One may wander among delicate glassware, golden jewelry, coins with the images of emperors, statues of politicians in the guise of gods to further the civic religion, the tombstones of the patrician dead and the grindstones on which their plebeian servants sharpened their weapons and agricultural tools. The latter were used to provide the wheat, grapes, and olives needed to feed the townsmen their daily ration of bread, wine and oil.

We marvel at the beauty and antiquity, artistic and technical skills displayed but rarely ask, in such memorials to the past, the social and economic questions the artifacts should provoke. Whose hands made all this? Who were the craftsmen behind the sculptures and mosaics, whose brute labor behind the quarried stone and acres of bricks, the serving bowls and oil lamps?

The empire and all its artifacts, its order and beauty were the work of the legions, of local and distant artisans, of farmers and of slaves who drove the carts, cut the stones, threshed the grain, crushed the grapes, mined the metal, carved the fluted columns with hammer and chisel, spanned the river with its bridge, conquered all of Lusitania. and kept it running.

In our own time, we attend the games under Friday night lights, enjoy our daily bread from the market, and watch the circuses on the big screen tv as actors do battle. But how often do we give a thought to those who transport us, deliver our goods, farm our food, mine the metals from which our cars, planes, and iphones are made?

Those who keep the lights on, the water running, the roads in repair, maintain the civic order that protects us from barbarians abroad, and empty our trash cans and bedpans, nurse our children, and clean up our messes at home are invisible. How often do we pause to considers how poorly paid and shabbily treated are the legions who guard us and the teachers who educate us? Only rarely is our attention drawn to the men and women who made things but are now discarded, their jobs obsolete or outsourced.

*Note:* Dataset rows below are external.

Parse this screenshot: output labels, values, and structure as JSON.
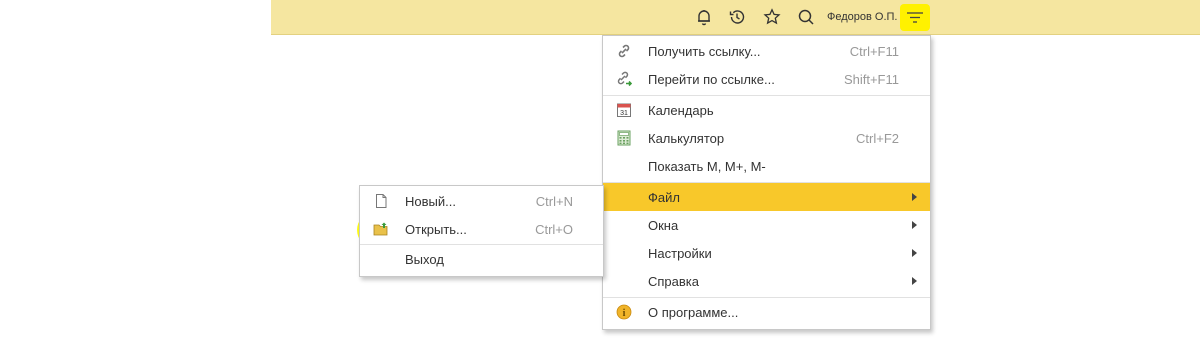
{
  "header": {
    "user_name": "Федоров О.П.",
    "icons": [
      "bell-icon",
      "history-icon",
      "star-icon",
      "search-icon",
      "menu-icon"
    ],
    "accent": "#f5e6a0"
  },
  "main_menu": {
    "items": [
      {
        "label": "Получить ссылку...",
        "shortcut": "Ctrl+F11",
        "icon": "link-icon"
      },
      {
        "label": "Перейти по ссылке...",
        "shortcut": "Shift+F11",
        "icon": "go-to-link-icon"
      },
      {
        "label": "Календарь",
        "shortcut": "",
        "icon": "calendar-icon",
        "icon_text": "31"
      },
      {
        "label": "Калькулятор",
        "shortcut": "Ctrl+F2",
        "icon": "calculator-icon"
      },
      {
        "label": "Показать M, M+, M-",
        "shortcut": ""
      },
      {
        "label": "Файл",
        "submenu": true,
        "active": true
      },
      {
        "label": "Окна",
        "submenu": true
      },
      {
        "label": "Настройки",
        "submenu": true
      },
      {
        "label": "Справка",
        "submenu": true
      },
      {
        "label": "О программе...",
        "shortcut": "",
        "icon": "info-icon",
        "icon_text": "i"
      }
    ],
    "active_color": "#f8c82a"
  },
  "file_submenu": {
    "items": [
      {
        "label": "Новый...",
        "shortcut": "Ctrl+N",
        "icon": "new-file-icon"
      },
      {
        "label": "Открыть...",
        "shortcut": "Ctrl+O",
        "icon": "open-folder-icon",
        "highlighted": true
      },
      {
        "label": "Выход",
        "shortcut": ""
      }
    ]
  }
}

The historian Louis Hyman offers this brief, pungent note on postmodern times. “To understand the electronics industry is simple. Every time someone says ‘robots,’ simply picture a woman of color.” That is, our interconnected, silicon world is as dependent on the poorly compensated toil of an exploited class as the Gilded Age with its sweatshops, the South of King Cotton or Augusta Emerita.

When the few forget they rely on the many and fail to give them a life worth living, the empire crumbles from without and within, and the dark ages arrive. The Romans didn’t pretend to believe in democracy or equality, but we do. Shouldn’t we act like it? In the 1850s, Walt Whitman heard America singing – the mechanics, woodcutters, masons, shoemakers, boatmen. Their descendants are singing a different tune today. We should listen.